INSIGHT INTO WHY LIVE IN THE MOMENT

 How are you feeling?  That’s what everyone asks.

‘How are you ‘feeling’ differs from ‘how are you’ in this subtle way:  Whereas—how are you feeling—implies something has been wrong—how are you—on it’s own—is commonly considered a polite way to convey a friendly interest in the current state of another person’s life.

No one has asked me ‘What’s up?’ (conveying interest in what a person has been doing) in years.

Why not?  Because everyone who cares about me knows full well that, over these last three years, I’ve been thoroughly engaged in a fight for survival, and though I have given this supreme challenge my best shot, repeatedly, ‘stage four’ indicates that my winning streak has turned a corner where malignant tumors, awaiting silently to attack my body’s healthy cells, will eventually overcome my best efforts to withstand poisonous infusions of chemo, which, in addition to killing unwelcome tumor cells, attack my body’s healthy cells until so much of me succumbs to this powerful medication that my circulatory system breaks down, indicative of the fact that chemo will prove to be every bit as dangerous to my blood cells as the tumors, themselves.  And once chemo ends, the tumors will win.

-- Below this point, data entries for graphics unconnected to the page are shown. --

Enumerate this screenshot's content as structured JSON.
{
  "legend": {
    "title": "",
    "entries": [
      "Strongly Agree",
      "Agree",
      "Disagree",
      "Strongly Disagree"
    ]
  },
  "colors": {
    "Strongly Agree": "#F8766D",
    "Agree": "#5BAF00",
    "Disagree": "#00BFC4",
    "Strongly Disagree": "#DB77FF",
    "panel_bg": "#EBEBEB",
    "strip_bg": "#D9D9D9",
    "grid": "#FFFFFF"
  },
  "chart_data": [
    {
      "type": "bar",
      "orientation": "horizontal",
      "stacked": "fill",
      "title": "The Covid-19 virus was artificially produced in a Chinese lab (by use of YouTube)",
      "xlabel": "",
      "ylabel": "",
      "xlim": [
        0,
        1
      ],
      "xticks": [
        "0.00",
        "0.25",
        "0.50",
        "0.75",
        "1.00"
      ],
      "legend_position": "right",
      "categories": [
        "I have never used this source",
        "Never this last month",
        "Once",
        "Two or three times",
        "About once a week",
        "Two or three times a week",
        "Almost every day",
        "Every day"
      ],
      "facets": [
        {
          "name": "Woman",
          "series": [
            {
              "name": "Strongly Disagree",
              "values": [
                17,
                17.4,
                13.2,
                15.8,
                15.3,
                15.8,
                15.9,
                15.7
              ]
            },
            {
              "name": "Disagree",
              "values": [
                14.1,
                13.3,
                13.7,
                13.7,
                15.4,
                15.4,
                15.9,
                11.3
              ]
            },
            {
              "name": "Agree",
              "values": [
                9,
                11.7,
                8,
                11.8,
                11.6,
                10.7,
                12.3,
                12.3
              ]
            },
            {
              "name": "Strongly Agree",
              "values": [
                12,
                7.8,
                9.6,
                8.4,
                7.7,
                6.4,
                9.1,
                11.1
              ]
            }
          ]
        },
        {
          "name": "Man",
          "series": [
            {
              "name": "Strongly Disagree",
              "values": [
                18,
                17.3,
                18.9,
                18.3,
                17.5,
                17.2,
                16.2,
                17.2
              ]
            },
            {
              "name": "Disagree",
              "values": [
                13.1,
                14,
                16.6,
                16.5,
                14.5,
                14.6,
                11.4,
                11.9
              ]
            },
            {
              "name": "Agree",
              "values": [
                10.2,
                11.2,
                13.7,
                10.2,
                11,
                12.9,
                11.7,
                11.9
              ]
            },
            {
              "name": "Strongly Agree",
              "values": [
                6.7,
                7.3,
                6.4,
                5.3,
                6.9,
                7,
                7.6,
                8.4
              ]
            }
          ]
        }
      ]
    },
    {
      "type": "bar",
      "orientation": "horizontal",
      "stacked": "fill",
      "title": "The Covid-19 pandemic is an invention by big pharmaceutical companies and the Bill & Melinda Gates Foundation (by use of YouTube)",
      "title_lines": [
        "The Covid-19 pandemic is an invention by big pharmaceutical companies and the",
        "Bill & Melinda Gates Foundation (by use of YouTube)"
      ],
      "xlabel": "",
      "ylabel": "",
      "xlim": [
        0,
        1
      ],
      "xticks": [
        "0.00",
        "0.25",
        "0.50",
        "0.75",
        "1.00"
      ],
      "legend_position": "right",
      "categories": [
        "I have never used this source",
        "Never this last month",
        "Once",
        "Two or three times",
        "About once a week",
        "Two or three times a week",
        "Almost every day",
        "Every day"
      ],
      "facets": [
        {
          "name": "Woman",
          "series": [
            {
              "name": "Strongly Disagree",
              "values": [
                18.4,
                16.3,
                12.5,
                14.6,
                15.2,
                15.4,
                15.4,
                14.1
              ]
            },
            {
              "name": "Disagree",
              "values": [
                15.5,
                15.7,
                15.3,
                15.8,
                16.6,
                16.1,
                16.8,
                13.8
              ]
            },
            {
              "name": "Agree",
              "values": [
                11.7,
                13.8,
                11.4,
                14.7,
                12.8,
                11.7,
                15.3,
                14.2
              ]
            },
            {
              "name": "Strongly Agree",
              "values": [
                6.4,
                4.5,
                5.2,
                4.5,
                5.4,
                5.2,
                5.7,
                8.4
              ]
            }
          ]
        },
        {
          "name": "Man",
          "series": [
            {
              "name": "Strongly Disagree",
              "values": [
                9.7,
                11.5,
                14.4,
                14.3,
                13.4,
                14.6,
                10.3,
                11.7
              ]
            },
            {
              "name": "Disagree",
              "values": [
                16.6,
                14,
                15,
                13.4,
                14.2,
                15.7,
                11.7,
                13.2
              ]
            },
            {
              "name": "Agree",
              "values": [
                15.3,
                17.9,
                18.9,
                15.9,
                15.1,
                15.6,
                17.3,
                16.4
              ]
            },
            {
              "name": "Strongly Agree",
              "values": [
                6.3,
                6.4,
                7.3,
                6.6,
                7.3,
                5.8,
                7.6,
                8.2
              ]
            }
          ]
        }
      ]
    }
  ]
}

So whenever I’m combatting both cancer and chemo, simultaneously, how do I answer when asked—how are you feeling?  I say—I’m feeling happy to see you, and as my heartfelt response is 100% true, smiles appear, based in the natural emergence of positive attitudes, which are often contagious, all around.

This post spotlights insight into how best to live in the moment—most especially when the moment is peopled with loved ones and pretty much pain-free.

As I’m not combatting the weakening effects of chemo while we’re enjoying these balmy resort weeks with our family, I feel very tired but have very little physical discomfort.  And as the contagious nature of my smile is always ready to emerge whenever a loved one’s eyes meet mine, we are all enjoying as many positive moments as we can stuff into these five weeks so as to carry home as many positive memories of family togetherness as can be stored and then retrieved whenever buoying our spirits with inner joy seems in short supply, down the road.